For most conspicuous bravery and dash when in command of a squadron detailed for special services of a very important nature. On reaching his first objective, Lieutenant Flowerdew saw two lines of enemy, each about sixty strong, with machine guns in the centre and flanks; one line being about two hundred yards behind the other. Realizing the critical nature of the operation and how much depended on it, Lieut. Flowerdew ordered a troop under Lieut. Harvey, VC, to dismount and carry out a special movement, while he led the remaining three troops to the charge. The squadron (less one troop) passed over both lines, killing many of the enemy with the sword; and wheeling about galloping on them again. Although the squadron had then lost about 70 per cent of its members, killed and wounded from rifle and machine gun fire directed on it from the front and both flanks, the enemy broke and retired. The survivors of the squadron then established themselves in a position where they were joined, after much hand-to-hand fighting, by Lieut. Harvey's part. Lieut. Flowerdew was dangerously wounded through both thighs during the operation, but continued to cheer his men. There can be no doubt that this officer's great valour was the prime factor in the capture of the position.

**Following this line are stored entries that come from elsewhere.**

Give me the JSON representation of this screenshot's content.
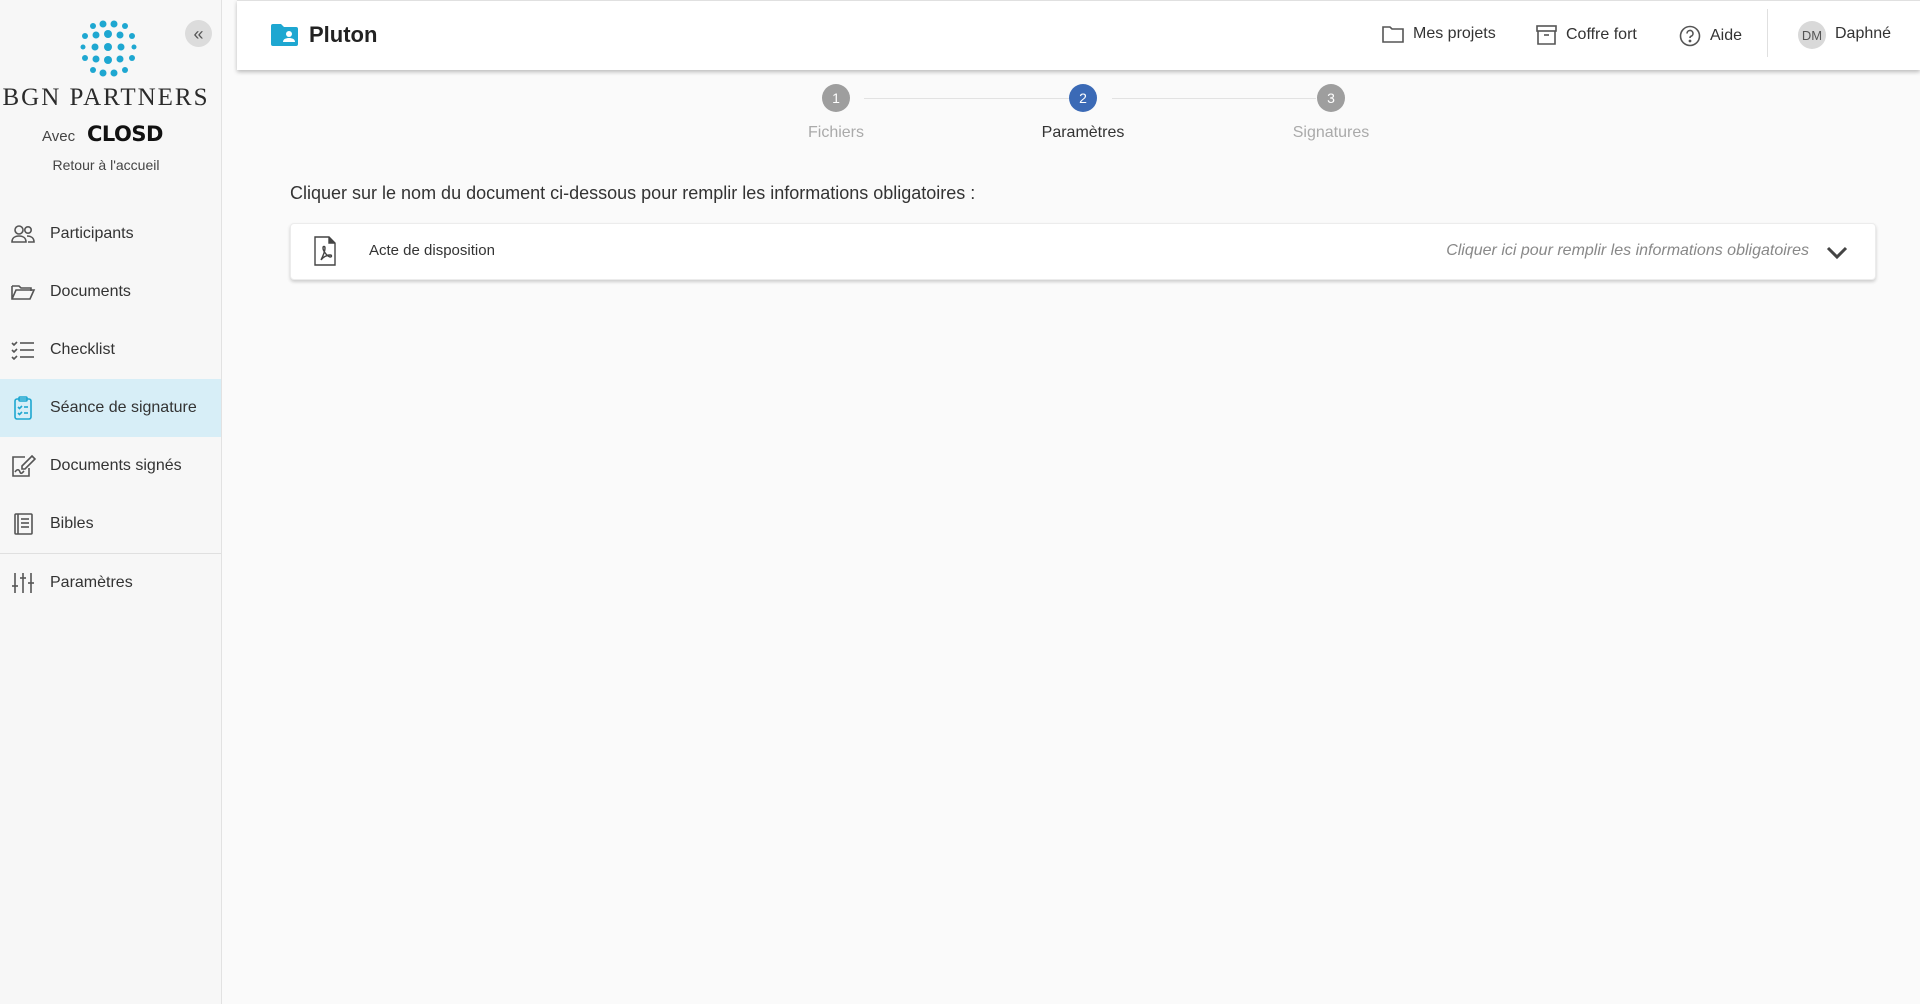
{
  "sidebar": {
    "brand": "BGN PARTNERS",
    "avec": "Avec",
    "partner_logo": "CLOSD",
    "back_home": "Retour à l'accueil",
    "collapse_icon": "double-chevron-left-icon",
    "items": [
      {
        "label": "Participants",
        "icon": "users-icon",
        "active": false
      },
      {
        "label": "Documents",
        "icon": "folder-open-icon",
        "active": false
      },
      {
        "label": "Checklist",
        "icon": "checklist-icon",
        "active": false
      },
      {
        "label": "Séance de signature",
        "icon": "clipboard-icon",
        "active": true
      },
      {
        "label": "Documents signés",
        "icon": "signed-document-icon",
        "active": false
      },
      {
        "label": "Bibles",
        "icon": "book-icon",
        "active": false
      },
      {
        "label": "Paramètres",
        "icon": "sliders-icon",
        "active": false
      }
    ]
  },
  "header": {
    "project_title": "Pluton",
    "links": {
      "projects": "Mes projets",
      "vault": "Coffre fort",
      "help": "Aide"
    },
    "user": {
      "initials": "DM",
      "name": "Daphné"
    }
  },
  "stepper": {
    "steps": [
      {
        "number": "1",
        "label": "Fichiers",
        "active": false
      },
      {
        "number": "2",
        "label": "Paramètres",
        "active": true
      },
      {
        "number": "3",
        "label": "Signatures",
        "active": false
      }
    ]
  },
  "main": {
    "instruction": "Cliquer sur le nom du document ci-dessous pour remplir les informations obligatoires :",
    "document": {
      "name": "Acte de disposition",
      "hint": "Cliquer ici pour remplir les informations obligatoires",
      "icon": "pdf-file-icon"
    }
  },
  "colors": {
    "accent": "#1ea7d1",
    "active_nav_bg": "#d7eef7",
    "step_active": "#3b6ab6",
    "step_inactive": "#9e9e9e"
  }
}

Flowerdew's VC was one of twenty awarded during the battles of the German and Allied offensives in the Amiens area in 1918.

Alfred Munnings, who was then a largely unknown war artist, created an oil painting Charge of Flowerdew's Squadron which depicts this cavalry charge. The canvas was formerly at the Imperial War Museum in London; it is now in the collection of the Canadian War Museum in Ottawa.

Flowerdew is buried at Namps-au-Val Cemetery in France located 11 miles south-east of Amiens (plot I, row H. grave 1).

==Legacy==
His posthumously awarded VC was donated by his mother to Framlingham College in England. It had been on loan to, and displayed by, Lord Strathcona's Horse (Royal Canadians) at their gallery in The Military Museums in Calgary, Alberta, from 1990 to 2002. The medal was returned to the college in 2002, returning to be displayed on the 2018 Moreuil Wood Military Parade and commemoration.

Lieutenant Flowerdew is a character in the play Mary's Wedding, by Canadian playwright Stephen Massicotte. The climax of the play takes place during the charge at Moreuil Wood.